Я закрываю глаза и чувствую, как погружаюсь в сон.
33
Элена
Ждать Филипа Сторма перед офисом, спрашивать о нем на рецепции, входить в ресторан, где он сидел с рыжеволосой, и кружить вокруг его стола. Как мне это в голову пришло? Никто меня не вынуждал. Я делала это не ради Филипа Сторма. Я делала это ради себя.
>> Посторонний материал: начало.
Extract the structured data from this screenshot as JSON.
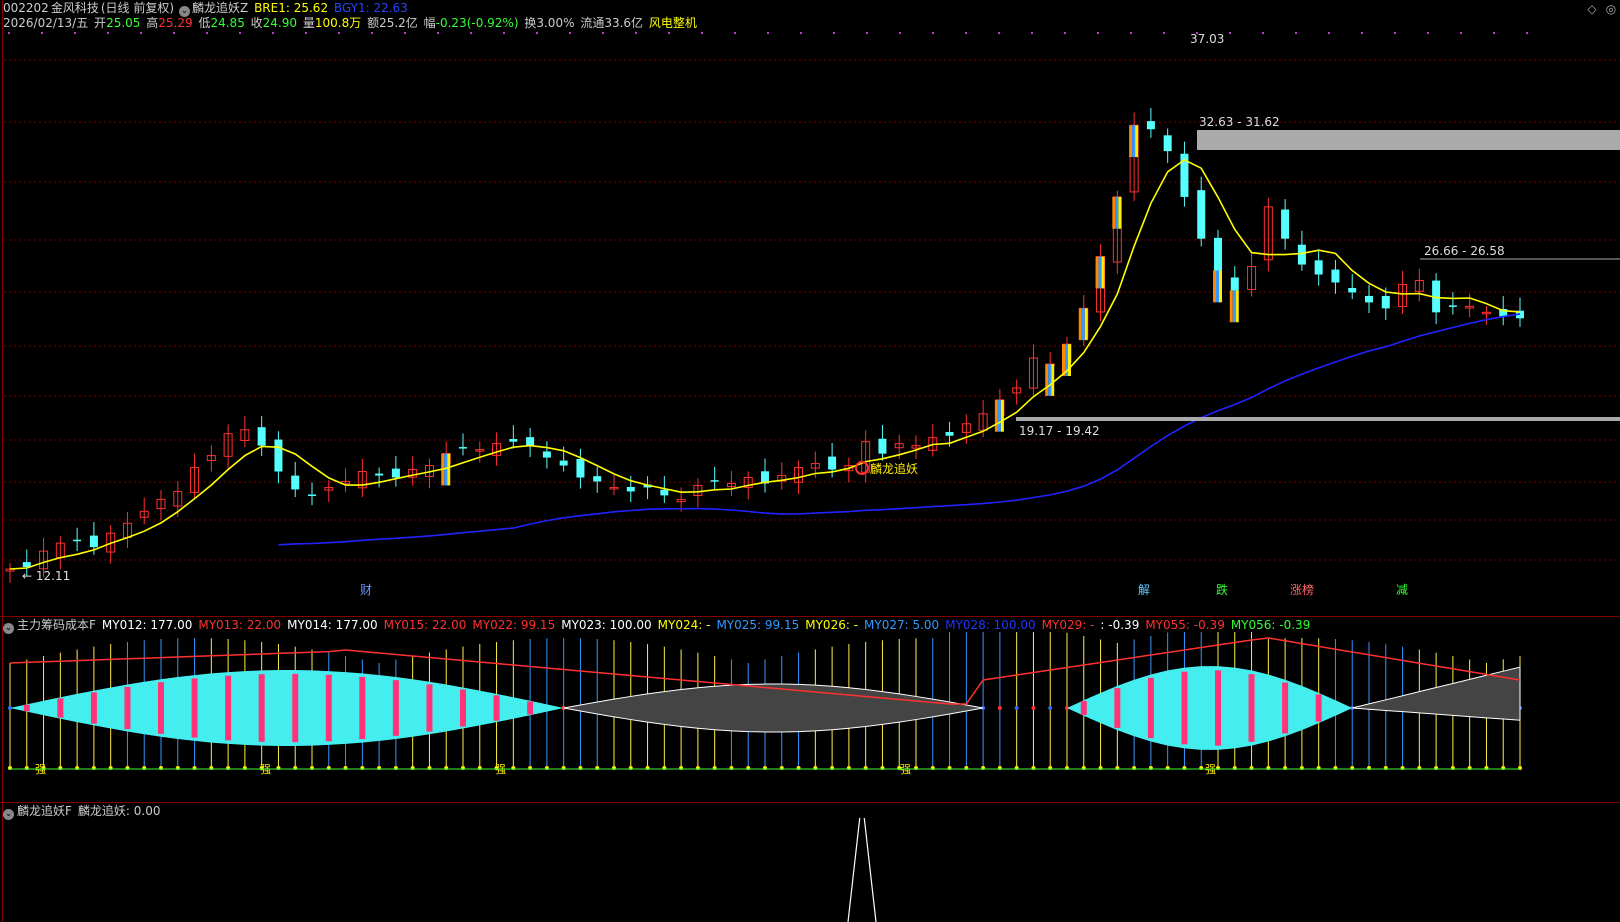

Пульс наконец замедлился. Я снова сижу у себя дома на кухне на обычном месте перед открытым компьютером. Взгляд мечется между экраном и окном. Сердце бьется спокойно, равномерно, но в душе у меня царит хаос. Я не смогла поговорить с Филипом Стормом, не рассказала ему о своих опасениях. Не отговорила от поездки с женой в горы. Может, я и не собиралась этого делать, может, мне нужно было что-то другое? Может, я хотела еще раз увидеть его вместе с рыжеволосой, чтобы утвердиться в своих подозрениях. Подслушанные слова по-прежнему звенят у меня в ушах.
Я опускаю глаза на текст на экране, над которым работала всю последнюю неделю. Это рассказ о счастливой на первый взгляд паре. Паре, у которой, как кажется окружающим, есть все, что нужно для счастья. Пишу об их любви, в которую слепо верит жена и которую он предает своей изменой. Пишу о том, как темнота постепенно поднимается изнутри и заполняет все ее существо. Это всего лишь текст, буквы и предложения в моем компьютере, или за ними есть нечто большее? Может ли мой текст влиять на поступки других людей и на их судьбу? Нет, это невозможно, что за странная мысль! Но тогда почему мне кажется, что речь идет о семье в доме напротив?